At trial, Plaintiff testified as to the following average expenses: $2,500 per month for hay; $1,500 per month for grain; $400 to $1,000 per month for electricity; $11,000 to $12,000 per year for insurance; and the cost of one employee. This court observes that such expenses (absent the employee costs) equal at least $63,800, leaving a net income for Plaintiff's horse operation of at most $86,200.

[Note 32] To the extent that Plaintiff's Second Amended Complaint requests the issuance of any required special permits with reasonable conditions, this court refrains from doing so for there is no such challenge currently before this court. Plaintiff also asks this court, if necessary, to determine a volume of excavated material that is incidental to her protected agricultural use. Given the fact-intensive nature of incidental uses, it is not appropriate for this court to make determinations on Plaintiff's behalf as to Locus' excavation.

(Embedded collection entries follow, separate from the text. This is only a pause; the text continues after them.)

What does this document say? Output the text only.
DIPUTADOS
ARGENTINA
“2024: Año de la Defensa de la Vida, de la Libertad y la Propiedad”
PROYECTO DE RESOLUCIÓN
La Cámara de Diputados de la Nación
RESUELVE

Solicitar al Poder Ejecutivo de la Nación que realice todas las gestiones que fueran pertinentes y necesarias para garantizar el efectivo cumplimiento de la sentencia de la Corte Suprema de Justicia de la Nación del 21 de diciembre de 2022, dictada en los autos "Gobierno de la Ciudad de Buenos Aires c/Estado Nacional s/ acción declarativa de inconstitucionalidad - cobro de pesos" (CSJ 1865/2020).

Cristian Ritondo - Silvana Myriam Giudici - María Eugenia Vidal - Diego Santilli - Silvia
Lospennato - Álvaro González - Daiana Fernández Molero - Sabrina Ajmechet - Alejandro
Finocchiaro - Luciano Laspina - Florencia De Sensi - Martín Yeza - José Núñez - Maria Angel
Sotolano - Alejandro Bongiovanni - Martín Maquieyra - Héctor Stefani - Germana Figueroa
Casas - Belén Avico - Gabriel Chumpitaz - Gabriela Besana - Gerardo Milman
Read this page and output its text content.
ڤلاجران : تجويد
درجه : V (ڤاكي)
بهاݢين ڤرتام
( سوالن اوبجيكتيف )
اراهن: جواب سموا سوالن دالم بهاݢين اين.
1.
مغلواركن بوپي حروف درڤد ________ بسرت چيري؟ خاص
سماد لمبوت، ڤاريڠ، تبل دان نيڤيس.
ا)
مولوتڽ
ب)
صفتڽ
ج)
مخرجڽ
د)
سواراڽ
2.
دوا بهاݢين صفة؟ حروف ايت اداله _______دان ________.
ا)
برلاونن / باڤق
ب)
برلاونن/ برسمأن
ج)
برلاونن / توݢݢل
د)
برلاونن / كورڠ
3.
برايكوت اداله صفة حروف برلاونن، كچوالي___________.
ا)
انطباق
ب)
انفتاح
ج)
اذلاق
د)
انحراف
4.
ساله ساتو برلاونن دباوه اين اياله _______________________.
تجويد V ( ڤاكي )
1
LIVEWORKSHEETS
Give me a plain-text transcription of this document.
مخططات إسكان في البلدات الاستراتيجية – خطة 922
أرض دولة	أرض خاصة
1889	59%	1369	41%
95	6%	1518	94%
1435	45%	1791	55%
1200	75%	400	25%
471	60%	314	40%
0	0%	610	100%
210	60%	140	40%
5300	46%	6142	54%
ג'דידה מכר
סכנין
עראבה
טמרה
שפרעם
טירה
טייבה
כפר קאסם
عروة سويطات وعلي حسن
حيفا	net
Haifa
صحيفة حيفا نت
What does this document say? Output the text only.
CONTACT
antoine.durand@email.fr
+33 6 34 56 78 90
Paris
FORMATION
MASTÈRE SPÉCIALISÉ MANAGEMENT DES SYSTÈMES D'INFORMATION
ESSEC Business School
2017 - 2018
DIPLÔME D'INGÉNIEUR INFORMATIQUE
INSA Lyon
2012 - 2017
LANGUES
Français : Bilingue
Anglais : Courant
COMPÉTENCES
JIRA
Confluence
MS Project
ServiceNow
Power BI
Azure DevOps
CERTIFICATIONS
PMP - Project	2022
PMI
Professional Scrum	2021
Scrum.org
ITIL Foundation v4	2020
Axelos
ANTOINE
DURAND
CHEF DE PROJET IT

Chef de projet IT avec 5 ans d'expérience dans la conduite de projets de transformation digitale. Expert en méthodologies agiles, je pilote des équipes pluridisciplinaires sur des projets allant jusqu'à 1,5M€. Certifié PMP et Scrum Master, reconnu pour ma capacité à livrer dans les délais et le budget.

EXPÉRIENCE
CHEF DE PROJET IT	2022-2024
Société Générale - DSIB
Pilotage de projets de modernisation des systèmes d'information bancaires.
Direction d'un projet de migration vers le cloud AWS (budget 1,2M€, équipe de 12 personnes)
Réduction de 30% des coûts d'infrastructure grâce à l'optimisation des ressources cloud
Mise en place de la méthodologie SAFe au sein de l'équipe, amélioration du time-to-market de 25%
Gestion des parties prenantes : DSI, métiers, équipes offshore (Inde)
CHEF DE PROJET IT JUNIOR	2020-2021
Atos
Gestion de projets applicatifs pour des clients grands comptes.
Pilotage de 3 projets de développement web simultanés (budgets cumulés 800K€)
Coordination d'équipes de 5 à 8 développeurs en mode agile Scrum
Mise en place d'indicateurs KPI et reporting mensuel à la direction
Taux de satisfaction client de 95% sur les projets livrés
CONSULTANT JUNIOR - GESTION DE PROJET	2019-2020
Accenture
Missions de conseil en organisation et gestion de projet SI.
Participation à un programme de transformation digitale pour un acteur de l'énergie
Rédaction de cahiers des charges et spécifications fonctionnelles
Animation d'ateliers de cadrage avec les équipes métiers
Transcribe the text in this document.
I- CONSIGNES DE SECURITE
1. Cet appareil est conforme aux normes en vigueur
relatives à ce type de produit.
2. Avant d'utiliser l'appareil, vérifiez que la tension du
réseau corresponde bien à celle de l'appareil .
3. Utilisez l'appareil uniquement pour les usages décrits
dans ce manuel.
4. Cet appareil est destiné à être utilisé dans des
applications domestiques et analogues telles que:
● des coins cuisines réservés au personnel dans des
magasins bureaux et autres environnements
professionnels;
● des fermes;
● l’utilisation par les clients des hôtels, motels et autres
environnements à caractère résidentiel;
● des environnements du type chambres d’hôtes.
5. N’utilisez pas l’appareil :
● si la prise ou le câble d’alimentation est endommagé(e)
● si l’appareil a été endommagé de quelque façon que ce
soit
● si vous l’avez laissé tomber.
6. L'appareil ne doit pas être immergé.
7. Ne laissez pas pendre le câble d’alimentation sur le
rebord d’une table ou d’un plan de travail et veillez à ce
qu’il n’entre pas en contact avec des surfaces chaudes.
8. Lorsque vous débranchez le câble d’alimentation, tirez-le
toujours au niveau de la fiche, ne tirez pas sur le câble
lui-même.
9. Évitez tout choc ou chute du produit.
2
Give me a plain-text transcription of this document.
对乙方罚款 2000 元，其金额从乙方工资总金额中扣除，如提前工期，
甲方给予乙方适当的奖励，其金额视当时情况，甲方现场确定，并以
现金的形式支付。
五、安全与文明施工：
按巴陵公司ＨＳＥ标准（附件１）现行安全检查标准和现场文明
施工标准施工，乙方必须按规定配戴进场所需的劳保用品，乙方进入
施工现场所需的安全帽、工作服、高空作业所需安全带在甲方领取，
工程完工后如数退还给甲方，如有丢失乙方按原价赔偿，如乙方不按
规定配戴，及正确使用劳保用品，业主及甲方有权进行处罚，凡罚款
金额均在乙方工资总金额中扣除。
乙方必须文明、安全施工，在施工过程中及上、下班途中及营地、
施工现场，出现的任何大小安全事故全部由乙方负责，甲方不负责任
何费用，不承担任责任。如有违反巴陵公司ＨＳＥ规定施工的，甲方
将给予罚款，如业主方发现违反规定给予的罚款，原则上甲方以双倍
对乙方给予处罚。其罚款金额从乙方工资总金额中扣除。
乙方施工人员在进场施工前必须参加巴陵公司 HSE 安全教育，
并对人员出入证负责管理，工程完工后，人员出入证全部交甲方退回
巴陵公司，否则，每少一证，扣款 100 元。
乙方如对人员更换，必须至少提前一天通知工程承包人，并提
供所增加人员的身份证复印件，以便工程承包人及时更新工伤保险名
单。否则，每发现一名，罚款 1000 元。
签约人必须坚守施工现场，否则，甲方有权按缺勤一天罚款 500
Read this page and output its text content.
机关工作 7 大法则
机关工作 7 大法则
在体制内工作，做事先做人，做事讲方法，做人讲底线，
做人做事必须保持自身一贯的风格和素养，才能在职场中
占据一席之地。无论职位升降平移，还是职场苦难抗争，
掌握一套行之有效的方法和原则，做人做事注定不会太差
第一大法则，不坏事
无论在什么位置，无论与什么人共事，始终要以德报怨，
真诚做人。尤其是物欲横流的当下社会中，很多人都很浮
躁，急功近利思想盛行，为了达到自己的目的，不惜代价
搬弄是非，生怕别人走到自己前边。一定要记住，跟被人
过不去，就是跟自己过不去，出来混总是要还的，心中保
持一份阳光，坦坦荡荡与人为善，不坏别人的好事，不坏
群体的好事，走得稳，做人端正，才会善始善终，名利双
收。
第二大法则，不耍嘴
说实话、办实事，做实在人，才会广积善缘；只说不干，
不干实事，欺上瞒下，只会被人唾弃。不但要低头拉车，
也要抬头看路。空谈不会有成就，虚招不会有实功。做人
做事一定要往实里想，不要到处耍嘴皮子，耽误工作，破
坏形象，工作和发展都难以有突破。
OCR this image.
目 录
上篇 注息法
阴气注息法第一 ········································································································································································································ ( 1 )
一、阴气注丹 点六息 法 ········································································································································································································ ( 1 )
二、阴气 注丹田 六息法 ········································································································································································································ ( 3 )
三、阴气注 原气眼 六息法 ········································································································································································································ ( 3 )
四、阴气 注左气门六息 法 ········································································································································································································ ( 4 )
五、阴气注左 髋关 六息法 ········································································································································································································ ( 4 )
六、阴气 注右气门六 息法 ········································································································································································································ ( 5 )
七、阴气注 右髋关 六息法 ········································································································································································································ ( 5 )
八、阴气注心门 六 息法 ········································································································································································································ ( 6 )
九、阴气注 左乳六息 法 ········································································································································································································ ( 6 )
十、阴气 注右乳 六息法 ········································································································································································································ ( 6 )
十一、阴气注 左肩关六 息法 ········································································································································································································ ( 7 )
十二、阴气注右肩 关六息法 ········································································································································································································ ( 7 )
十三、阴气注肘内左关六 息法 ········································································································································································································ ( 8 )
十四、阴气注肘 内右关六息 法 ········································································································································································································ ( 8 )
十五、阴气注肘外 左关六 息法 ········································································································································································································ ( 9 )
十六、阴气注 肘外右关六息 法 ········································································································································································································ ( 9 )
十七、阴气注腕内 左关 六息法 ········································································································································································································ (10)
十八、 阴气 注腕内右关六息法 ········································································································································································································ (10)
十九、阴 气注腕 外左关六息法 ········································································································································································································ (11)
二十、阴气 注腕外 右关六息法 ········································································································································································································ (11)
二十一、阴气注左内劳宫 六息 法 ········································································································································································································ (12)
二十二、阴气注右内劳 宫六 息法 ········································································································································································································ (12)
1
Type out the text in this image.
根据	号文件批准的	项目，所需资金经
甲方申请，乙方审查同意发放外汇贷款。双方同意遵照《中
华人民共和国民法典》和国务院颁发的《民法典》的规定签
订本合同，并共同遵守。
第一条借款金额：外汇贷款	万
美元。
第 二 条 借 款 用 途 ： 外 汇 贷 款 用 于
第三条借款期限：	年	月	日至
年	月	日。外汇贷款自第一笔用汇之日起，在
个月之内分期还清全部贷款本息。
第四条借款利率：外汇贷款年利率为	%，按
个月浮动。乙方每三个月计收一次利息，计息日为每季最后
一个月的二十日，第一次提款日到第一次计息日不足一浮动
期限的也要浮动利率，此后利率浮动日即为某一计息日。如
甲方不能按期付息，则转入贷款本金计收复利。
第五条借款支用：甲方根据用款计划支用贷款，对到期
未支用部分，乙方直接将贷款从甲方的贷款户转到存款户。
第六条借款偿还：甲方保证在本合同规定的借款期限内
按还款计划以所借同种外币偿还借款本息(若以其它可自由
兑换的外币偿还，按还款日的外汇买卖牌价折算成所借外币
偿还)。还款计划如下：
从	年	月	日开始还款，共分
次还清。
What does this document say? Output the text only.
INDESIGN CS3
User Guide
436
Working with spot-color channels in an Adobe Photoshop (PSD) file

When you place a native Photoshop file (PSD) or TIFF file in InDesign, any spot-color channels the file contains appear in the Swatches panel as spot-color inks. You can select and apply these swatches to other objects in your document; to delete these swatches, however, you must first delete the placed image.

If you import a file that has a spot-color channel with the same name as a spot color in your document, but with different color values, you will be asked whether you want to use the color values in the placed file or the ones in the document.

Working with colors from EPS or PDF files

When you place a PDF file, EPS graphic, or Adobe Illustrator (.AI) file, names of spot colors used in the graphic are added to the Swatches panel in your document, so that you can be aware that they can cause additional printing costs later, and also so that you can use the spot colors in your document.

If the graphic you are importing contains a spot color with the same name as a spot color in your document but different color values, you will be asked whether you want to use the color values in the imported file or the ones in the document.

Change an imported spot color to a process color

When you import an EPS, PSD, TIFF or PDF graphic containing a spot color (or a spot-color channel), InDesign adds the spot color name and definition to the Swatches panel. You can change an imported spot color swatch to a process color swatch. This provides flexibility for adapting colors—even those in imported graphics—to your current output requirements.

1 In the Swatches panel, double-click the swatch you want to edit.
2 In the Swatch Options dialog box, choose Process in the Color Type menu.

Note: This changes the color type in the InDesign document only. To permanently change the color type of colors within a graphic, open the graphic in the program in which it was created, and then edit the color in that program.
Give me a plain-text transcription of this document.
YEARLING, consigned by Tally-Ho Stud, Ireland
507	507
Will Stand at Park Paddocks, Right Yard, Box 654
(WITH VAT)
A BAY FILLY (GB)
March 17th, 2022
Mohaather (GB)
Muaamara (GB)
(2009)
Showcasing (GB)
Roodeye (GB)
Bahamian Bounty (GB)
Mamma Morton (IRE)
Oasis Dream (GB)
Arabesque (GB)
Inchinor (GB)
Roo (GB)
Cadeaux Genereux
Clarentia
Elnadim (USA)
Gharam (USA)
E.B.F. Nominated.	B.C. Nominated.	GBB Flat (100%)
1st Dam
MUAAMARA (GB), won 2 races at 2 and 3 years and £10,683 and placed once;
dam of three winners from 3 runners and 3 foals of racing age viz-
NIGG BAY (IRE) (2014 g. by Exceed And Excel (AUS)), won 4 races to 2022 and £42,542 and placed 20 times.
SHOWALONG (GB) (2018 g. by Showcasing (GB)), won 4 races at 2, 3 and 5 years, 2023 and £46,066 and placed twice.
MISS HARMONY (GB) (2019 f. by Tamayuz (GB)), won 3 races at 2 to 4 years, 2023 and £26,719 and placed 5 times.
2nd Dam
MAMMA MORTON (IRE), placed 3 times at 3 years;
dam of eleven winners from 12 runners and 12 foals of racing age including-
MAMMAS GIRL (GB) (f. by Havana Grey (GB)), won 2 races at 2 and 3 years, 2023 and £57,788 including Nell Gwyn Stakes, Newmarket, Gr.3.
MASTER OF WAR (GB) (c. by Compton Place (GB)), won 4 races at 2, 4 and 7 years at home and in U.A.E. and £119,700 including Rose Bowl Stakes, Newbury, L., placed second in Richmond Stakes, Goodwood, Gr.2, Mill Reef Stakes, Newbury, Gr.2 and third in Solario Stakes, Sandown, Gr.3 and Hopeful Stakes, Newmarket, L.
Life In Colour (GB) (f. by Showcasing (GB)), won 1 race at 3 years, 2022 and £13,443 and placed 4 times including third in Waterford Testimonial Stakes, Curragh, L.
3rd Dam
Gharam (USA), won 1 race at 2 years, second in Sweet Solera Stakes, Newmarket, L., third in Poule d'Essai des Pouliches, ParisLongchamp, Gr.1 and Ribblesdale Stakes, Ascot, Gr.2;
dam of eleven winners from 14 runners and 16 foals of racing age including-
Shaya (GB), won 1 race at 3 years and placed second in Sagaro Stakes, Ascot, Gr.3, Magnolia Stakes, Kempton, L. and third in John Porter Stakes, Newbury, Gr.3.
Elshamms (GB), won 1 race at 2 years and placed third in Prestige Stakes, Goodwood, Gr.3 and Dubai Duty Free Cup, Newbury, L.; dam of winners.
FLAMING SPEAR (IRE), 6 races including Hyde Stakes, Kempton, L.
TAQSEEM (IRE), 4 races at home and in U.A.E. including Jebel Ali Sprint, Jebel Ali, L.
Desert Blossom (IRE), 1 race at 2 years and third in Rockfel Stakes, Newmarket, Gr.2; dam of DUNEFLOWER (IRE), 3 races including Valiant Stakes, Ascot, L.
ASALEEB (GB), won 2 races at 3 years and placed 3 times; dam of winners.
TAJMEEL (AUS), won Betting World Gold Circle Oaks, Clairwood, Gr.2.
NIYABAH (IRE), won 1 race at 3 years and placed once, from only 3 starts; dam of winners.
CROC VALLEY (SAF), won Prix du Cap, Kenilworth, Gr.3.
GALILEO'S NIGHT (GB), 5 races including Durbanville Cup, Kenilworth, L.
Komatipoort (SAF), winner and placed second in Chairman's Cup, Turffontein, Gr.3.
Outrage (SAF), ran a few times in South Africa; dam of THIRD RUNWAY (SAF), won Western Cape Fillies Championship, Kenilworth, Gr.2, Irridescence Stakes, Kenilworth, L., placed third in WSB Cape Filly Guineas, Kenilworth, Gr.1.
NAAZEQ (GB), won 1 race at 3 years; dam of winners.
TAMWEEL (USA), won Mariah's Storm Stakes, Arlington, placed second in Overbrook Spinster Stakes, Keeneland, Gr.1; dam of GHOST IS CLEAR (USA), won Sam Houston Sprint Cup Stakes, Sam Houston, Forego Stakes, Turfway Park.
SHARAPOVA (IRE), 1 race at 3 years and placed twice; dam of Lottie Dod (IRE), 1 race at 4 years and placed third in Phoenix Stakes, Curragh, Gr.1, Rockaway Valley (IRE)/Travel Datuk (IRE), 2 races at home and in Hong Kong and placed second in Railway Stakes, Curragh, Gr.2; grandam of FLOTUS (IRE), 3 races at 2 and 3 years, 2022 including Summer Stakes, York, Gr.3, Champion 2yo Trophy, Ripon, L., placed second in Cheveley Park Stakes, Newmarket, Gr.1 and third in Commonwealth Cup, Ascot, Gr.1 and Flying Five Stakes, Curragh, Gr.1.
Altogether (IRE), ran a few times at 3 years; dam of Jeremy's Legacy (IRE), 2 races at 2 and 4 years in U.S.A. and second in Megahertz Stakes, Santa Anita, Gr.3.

[Note 33] Section 4-140 requires site plan review of exempted uses if the use generates a flow of more than twenty vehicle trips per day, requires five or more parking spaces, or generates the need for five or more parking spaces. Section 6-10 requires site plan review in a residential district where the use is subject to the off-street parking requirements in Section 7-10-2, "unless, however, the proposed use is one enumerated in Article VII, Section 7-10.2(a)." While there is no "Section 7-10.2(a)" in the Ordinance, there is a "Section 7-10-2(1)(a)," which requires, in part, three parking spaces per dwelling unit in the Rural Residence District. Given that the record before this court does not include evidence related to Locus' vehicle trips or parking requirements, this court cannot determine the applicability of either Section 4-140 or Section 6-10, with respect to Plaintiff's riding academy use.

[Note 34] Counts I and III of Plaintiff's Second Amended Complaint request that this court declare these sections of the Ordinance "illegal and null and void as applied to [Locus]." However, Plaintiff's Memorandum of Law argues that Sections 3-40.4(9), 4-140, and 6-10 are "illegal and unconstitutional." It is unclear whether Plaintiff intends a facial challenge with respect to Sections 3-40.4(9), 4-140, and 6-10. This court need not consider Plaintiff's apparent facial challenge given that she failed to plead such claims in her Second Amended Complaint.